I do not think this man would begrudge the way he stirs me, how I read too carefully about the pain his brain cancer caused, knowing all too well, given my son's diagnosis, the way that part of the body can cause the hardest betrayal of life. I think he might, had we spoken, listen to me tell him how chose a name for our son from that of another man in public service--a fellow soul--who fought hard against what was wrong. I think he might have taken a moment for L. and grieved with me; I think he would know, and I would know, and there need not be words for that.

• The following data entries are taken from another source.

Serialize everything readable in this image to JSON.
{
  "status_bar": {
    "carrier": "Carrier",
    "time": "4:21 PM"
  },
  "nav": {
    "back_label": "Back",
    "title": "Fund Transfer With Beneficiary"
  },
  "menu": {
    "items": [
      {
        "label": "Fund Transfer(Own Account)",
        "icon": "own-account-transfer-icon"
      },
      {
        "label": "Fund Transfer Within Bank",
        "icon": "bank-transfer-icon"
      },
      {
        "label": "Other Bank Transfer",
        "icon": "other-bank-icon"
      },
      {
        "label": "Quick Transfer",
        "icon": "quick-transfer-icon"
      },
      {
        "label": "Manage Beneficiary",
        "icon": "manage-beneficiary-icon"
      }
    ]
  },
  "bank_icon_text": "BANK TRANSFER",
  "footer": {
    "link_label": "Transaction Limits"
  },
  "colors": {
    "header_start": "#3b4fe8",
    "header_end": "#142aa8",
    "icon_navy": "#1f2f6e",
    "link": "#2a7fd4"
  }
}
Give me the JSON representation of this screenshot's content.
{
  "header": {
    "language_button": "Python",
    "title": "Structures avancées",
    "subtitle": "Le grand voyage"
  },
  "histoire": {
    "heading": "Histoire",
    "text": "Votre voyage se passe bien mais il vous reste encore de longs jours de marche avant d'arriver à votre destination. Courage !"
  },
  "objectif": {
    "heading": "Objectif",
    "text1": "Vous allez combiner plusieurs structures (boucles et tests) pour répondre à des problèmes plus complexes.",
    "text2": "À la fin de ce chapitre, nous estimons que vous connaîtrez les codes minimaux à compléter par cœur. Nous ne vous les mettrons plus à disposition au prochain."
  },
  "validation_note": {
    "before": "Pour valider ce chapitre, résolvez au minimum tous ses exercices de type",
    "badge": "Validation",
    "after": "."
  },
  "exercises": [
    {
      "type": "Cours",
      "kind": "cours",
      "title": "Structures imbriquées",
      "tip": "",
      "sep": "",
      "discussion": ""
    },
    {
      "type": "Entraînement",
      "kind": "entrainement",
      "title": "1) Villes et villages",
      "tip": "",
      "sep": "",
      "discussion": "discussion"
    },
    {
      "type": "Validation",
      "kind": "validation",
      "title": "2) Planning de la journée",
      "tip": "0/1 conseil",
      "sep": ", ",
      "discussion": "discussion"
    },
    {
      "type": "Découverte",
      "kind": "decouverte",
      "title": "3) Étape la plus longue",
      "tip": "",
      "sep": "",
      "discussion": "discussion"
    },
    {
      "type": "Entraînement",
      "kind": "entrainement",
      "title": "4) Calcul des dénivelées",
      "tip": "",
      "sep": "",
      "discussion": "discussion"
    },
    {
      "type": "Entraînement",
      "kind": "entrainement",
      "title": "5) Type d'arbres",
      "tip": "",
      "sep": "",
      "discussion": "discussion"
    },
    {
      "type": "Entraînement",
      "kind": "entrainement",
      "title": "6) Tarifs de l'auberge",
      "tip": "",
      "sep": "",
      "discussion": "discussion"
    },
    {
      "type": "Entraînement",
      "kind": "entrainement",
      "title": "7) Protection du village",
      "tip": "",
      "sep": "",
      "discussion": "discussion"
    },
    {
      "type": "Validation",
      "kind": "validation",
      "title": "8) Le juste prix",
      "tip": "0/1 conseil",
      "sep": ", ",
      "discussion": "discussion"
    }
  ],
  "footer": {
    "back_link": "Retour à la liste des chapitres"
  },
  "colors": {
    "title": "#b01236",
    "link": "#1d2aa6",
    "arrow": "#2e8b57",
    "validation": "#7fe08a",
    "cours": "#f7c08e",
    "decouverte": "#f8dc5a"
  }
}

Call this imagined connection the delusion of any small person who thinks herself connected to someone larger in the world. But the fact is that laws in place that Kennedy fought for and helped pass, rights he continued to battle for against deep opposition in this country, directly affected my life and those of so many others. Call him a blowhard, a womanizer, a drunkard, a coward, a hypocrite--it wouldn't make sense for me to argue on any of these points because we'd get nowhere, and because it's all beside the point. What remains, and what is individually, powerfully true, is that he sat down and wrote language and stood up for and saw into laws that protected women, that allowed people to go their daily jobs with some measure of protection against terror and violence, and most meaningfully to me, that he provided some easing of the terror that confronted me and other women and their partners who have had to hear the doctors say their terrible news and know that the right thing was the hardest thing in the world a parent would ever have to do, because he made sure that the right thing was even possible in so wrong a world. If I am angry about the ways that politics stood straight up in those hospital rooms and circumscribed what the doctors could and would tell us--and make no mistake, I am angry enough to burn down the world--I also recognize the political realities of this country that may mean the doctors were more frank than they thought they even should be.

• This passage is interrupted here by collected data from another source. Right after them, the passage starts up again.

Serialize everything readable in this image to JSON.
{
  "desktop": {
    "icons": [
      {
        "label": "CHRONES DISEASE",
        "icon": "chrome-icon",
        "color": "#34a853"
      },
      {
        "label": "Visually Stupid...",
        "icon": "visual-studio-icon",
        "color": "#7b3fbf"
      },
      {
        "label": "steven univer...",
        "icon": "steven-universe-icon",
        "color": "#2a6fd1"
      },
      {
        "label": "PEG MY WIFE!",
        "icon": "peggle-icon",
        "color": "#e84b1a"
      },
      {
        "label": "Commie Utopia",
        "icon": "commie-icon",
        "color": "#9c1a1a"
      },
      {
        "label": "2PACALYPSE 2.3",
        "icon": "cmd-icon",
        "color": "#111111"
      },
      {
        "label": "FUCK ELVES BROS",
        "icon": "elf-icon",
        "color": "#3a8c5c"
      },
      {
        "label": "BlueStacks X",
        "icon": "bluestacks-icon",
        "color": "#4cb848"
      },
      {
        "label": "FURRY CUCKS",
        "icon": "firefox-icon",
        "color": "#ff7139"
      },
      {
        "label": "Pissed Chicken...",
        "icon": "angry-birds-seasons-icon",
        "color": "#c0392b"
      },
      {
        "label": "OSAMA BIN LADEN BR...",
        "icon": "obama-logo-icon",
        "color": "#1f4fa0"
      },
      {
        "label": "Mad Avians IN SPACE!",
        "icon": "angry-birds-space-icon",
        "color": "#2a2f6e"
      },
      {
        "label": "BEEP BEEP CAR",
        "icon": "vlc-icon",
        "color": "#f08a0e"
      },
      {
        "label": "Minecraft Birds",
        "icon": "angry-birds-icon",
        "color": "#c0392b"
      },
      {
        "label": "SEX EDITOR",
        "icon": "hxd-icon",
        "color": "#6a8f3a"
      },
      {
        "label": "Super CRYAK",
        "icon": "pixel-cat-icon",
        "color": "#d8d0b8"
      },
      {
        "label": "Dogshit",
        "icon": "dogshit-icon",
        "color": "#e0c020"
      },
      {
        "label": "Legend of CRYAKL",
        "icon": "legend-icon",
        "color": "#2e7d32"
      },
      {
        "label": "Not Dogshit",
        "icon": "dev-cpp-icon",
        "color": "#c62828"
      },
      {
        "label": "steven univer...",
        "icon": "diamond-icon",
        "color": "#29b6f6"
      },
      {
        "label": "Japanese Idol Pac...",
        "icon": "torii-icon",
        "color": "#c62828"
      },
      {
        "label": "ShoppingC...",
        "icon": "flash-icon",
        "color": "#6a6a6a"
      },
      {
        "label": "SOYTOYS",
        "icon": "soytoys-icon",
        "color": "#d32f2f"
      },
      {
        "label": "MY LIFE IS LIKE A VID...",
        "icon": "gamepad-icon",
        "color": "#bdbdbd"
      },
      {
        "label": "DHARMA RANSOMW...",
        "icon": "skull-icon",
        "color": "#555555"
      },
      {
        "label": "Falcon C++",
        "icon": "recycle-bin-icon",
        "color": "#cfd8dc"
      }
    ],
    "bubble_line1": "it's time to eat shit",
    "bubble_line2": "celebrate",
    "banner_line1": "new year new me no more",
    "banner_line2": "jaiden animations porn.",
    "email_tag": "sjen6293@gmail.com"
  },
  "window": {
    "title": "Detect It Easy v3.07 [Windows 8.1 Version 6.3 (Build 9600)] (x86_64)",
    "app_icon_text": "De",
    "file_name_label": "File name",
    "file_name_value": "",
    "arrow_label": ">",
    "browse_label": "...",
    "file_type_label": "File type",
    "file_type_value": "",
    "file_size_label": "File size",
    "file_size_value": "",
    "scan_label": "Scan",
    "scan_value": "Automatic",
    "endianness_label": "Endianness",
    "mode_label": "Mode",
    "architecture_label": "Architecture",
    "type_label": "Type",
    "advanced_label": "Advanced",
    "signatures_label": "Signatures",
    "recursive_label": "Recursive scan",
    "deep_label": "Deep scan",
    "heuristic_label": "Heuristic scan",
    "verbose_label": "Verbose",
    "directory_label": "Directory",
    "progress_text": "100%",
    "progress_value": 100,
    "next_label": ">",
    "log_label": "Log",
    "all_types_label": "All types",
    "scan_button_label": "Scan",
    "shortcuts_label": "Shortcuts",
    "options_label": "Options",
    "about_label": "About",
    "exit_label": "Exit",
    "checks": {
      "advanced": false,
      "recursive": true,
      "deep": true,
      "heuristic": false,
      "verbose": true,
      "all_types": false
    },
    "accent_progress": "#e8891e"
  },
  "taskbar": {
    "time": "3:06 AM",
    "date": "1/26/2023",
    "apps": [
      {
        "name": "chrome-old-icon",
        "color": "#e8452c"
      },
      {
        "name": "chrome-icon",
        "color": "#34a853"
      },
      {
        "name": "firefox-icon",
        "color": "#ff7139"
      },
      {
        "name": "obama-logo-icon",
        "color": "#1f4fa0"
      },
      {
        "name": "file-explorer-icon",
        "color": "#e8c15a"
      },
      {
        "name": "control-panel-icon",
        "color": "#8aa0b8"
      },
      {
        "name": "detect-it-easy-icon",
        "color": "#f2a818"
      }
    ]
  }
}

I worry that with this man's burial, we bury understanding of the private by those in public life. I worry that we bury the belief that we will ever be listened to--individually, personally, out of our own truths and lives--by those who rule. I'm losing my own power to believe in representation--that what might seem as miniscule grief but that still matters in the larger picture of what it means to live an American life in this era, will have no place in the halls of the Hart Senate Office Building. I worry that I can't name one more senator or representative on either side who fights with such depth of caring for people who are different from himself, those without privilege and access. I worry that, even now, those people shouting in Town Hall meetings from prepared scripts and controlled pr campaigns in the false guise of free speech are already winning, dancing as they do on this new grave, only to end in guaranteeing more pain. And what happens when they have to recognize, finally, what they need instead when they are faced with the life-and-death questions as we all inevitably are, that what they've shouted so fervently against, is the only thing thing that could bring about any chance to heal or, when that's not possible, to allow the good death at the center of their own families--I worry for them, because they will have so saddened those of us once not afraid to face the truth of our own grief that we will turn away and refuse, with due cause, to turn back towards one another.
I'm a Canadian observer to this public grieving, and have been really moved by the deep connection people have to this man. This is one of the best things I've read about his life and what it meant. And I share your worries - for your country, and for my own.